Private Label Rights Products seem to be all the rage in the Internet Marketing space these days. But instead of the articles and eBooks we all bought back in 2006 and 2007, video is the current fixation.
Some marketers love PLR ​​because it takes so much content to get and keep web traffic and to maintain your rank in the search engines. Some marketers use PLR ​​products as bonuses to boost the value of their core products. If the PLR ​​is well-written it can be a quick way to get started producing your own product, or an excellent way to test a market to determine if there are hungry buyers out there.

But there is a downside. With PLR, you never really know when the information was produced or how old the product is without there is a copyright date. For people new to internet marketing, you could be buying information that no longer works; or in my case, information that is just not there anymore.

Here is what happened to me:

I had been going through my hard drive determined to do something with some of the junk I bought. I found a product with a cute sales page and fun graphics. The copy was compelling and I could not wait to dig deeper. The product came in the form of a PDF without much copy but tantalizing titles linking to 10 videos on article marketing.

I was all set to learn something new about article marketing, but when I clicked the links I was taken to an error page. The videos were gone. I tried everything – dissecting the links, clicking on the suggested links – everything I could think of but there were no videos. And this was a product I acquired in the last year. Can you imagine what I think of the company that sold me this piece of garbage?

Typically when I buy a product, I download everything so I know I have it. But because this appeared to be an eBook, it never occurred to me to check inside. Big mistake!

This is a cautionary tale for PLR creators and re-distributors. Here are some of my suggestions to avoid disappointing your customers.

  1. Provide downloadable material if you are not prepared to support the product over time.
  2. Provide copyright dates. Customers will not avoid evergreen content just because it was published several years ago. But on the Internet that information is vital.

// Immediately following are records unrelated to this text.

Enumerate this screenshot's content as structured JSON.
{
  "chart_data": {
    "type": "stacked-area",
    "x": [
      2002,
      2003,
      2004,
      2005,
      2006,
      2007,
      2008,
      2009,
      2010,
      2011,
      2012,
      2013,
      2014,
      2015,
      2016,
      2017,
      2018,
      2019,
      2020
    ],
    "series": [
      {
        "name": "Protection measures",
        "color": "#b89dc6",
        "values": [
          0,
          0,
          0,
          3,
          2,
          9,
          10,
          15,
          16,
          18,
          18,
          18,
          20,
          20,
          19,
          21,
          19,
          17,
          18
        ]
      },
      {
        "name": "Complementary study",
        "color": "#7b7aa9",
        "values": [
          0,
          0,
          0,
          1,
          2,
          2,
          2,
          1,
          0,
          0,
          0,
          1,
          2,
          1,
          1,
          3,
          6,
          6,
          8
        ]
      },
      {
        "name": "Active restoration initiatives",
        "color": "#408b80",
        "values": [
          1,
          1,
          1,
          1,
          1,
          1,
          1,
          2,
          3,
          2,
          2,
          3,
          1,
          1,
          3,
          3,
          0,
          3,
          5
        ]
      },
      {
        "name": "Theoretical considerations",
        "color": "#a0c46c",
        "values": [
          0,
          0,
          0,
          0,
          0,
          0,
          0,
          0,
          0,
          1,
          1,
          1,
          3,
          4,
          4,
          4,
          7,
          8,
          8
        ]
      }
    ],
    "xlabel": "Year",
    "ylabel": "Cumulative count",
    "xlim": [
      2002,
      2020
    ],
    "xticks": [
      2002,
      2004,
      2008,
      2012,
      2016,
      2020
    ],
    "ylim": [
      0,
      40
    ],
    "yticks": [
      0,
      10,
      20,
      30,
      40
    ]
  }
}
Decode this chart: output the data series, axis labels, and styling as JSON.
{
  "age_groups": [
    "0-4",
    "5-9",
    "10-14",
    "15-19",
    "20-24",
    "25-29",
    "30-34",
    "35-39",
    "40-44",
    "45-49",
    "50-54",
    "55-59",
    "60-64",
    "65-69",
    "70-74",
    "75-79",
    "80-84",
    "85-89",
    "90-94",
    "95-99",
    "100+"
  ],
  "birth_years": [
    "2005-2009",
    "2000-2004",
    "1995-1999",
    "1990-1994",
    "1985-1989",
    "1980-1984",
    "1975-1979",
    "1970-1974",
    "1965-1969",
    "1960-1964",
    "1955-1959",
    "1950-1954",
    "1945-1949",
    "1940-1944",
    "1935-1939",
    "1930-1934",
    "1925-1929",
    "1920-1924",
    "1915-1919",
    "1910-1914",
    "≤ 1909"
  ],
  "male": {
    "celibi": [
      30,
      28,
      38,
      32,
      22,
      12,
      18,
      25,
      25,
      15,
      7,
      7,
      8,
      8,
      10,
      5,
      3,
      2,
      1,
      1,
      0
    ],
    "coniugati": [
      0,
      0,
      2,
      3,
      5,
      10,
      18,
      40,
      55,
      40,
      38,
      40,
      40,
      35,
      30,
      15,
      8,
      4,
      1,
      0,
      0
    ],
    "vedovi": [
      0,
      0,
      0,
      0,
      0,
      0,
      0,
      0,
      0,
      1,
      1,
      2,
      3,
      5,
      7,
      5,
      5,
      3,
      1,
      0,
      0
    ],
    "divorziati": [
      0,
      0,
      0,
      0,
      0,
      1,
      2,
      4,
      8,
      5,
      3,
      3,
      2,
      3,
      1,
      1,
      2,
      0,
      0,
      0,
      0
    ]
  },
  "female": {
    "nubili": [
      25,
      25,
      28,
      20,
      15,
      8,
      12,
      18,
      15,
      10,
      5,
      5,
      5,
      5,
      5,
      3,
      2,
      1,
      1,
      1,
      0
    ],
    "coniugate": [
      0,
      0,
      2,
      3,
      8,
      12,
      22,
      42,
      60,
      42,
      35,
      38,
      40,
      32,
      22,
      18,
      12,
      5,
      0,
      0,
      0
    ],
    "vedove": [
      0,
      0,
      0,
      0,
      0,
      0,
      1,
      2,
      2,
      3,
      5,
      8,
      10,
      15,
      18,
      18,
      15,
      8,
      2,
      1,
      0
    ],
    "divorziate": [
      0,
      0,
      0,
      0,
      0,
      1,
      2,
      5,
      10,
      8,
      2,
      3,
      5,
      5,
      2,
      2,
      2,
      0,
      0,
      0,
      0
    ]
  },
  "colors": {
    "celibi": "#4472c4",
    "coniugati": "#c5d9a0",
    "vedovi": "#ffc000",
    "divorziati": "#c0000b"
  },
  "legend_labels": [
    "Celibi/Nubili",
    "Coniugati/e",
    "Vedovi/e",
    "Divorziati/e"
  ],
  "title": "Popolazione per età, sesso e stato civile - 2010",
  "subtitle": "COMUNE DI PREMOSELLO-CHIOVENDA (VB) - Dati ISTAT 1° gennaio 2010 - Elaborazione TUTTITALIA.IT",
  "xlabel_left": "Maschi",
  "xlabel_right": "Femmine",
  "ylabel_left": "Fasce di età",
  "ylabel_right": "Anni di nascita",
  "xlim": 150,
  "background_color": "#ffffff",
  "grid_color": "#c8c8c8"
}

Strategies developed a year ago no longer work, so it might be important for a buyer to know that the product was created in 2005.
  3. Find a way to let people who purchased your product know that you are no longer supporting videos only available from a website. Make it possible for users to obtain their own copies of the videos if the information is still useful.
  4. Consider these issues if you are planning a PLR product. Imagine the user at the end of the line who ends up with a product that has lost its value. Do what food companies do. Provide a way for them to know that the product's shelf life has EXPIRED.